Some days you feel like you are living like an Aphex Twin song, where a piano plays wistfully in the background as you whimper under the covers. It's probably raining. It's Monday, which is your Sunday, which means that tomorrow is Tuesday, which is more like your Monday, which is basically just a reason for you to be like Garfield and eat lasagna. You are physically and mentally exhausted from the week previous and so there is only thing to do.
Channel David Chang.
Most people that know me understand my unhealthy obsession with food. The familiar steps of a recipe are as close to religion as I get on a daily basis, and chefs are my deities. When I feel a need to slow down and be methodical, I channel Thomas Keller (and his 454 steps to root vegetable heaven). When I feel toxic and all-consumed, I seek out the vibrant simplicity of Alice Waters. When I need to be coddled, I turn to Molly Stevens (who believes you can braise your way out of any problem), or Laurie Colwin, who will inevitably remind me that the only faith I need on Sunday is a freshly baked pie and a slow cooked stew. However, when I need someone to kick my pathetic self out of Aphex Twin blues, I look to David Chang.
"I felt terrible. I was wracked with stress. So I did the only thing restaurant cooks know how to do: worked harder and harder."
David Chang has become my life guru.
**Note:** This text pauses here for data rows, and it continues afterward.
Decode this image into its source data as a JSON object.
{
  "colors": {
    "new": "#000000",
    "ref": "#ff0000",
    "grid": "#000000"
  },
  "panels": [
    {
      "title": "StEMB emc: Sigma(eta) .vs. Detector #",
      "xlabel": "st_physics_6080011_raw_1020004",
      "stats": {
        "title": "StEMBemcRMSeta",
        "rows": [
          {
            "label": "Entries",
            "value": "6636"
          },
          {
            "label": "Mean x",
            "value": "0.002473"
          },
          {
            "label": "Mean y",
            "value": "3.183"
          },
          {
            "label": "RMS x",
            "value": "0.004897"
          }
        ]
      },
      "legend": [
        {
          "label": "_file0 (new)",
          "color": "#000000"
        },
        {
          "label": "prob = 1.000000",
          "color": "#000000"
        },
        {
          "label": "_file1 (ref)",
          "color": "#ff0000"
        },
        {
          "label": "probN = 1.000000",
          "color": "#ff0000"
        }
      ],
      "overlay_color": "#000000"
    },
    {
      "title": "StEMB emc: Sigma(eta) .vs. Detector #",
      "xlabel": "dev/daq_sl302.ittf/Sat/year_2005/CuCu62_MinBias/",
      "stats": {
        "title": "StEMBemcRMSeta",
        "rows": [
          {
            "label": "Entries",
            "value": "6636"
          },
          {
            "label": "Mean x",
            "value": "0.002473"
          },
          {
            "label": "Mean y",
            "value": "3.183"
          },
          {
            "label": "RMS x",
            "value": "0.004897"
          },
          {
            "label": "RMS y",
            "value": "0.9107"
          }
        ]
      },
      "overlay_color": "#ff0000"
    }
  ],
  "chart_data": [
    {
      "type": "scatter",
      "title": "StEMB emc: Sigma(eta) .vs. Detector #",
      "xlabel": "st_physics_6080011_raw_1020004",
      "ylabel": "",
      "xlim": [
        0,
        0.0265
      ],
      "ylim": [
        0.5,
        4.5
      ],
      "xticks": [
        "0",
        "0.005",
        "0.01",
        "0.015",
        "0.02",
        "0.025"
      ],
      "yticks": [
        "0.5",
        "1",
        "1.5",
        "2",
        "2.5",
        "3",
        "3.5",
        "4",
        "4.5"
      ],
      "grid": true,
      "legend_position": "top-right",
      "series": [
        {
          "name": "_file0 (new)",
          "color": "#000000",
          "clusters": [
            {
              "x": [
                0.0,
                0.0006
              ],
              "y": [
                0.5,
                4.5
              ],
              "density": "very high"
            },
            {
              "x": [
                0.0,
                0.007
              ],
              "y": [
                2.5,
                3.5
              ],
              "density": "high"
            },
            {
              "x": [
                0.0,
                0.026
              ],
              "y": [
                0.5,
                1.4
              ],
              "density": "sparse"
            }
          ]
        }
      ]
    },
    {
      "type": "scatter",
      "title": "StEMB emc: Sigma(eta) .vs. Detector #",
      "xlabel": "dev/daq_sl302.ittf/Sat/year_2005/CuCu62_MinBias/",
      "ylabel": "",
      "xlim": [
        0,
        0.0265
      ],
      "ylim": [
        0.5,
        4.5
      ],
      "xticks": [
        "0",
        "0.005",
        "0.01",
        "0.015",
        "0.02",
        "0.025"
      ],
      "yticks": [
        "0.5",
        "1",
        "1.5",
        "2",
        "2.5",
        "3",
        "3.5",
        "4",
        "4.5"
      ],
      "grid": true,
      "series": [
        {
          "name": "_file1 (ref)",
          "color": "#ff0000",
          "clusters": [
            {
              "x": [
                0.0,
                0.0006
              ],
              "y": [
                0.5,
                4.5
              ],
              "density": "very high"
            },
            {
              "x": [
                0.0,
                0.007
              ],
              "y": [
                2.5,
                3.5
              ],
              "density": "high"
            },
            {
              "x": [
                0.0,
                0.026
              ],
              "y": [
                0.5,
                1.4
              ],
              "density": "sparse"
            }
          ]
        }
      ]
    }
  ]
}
He smokes too much, swears too much, and refuses to give up (I am none of these things, I am a total clean living quitter). He does not pretend to be exceptional, but upholds his food and everyone else's to exceptional standards. And the food? The food is brilliant. The food is at once pickly as it is sweet, spicy as it is comforting, and brash as it is humble. The early years of Momofuku were extraordinarily challenging, and Chang was hemorrhaging money and time. At its worst, he contracted shingles and kept working until he was unable to feel the entire left side of his body. This man is not a clean living quitter.
"And me. I'm burnt out. Fried. At some point 'me' evolved into 'we.' My life stopped being mine and the restaurants' needs replaced any I might have had. I got into the kitchen to get away from sitting at a desk and having to be nice to people, and here I am with a calendar full of events and meetings and food conferences. I opened a noodle bar so I wouldn't have to deal with the expectations of the starred restaurant world and that plan fell flat on its face. (Living up to high expectations sucks).
But for all that, I know this: I am one very lucky bastard."
He is unapologetic and he works hard. But the most important thing? He does nothing on Sundays.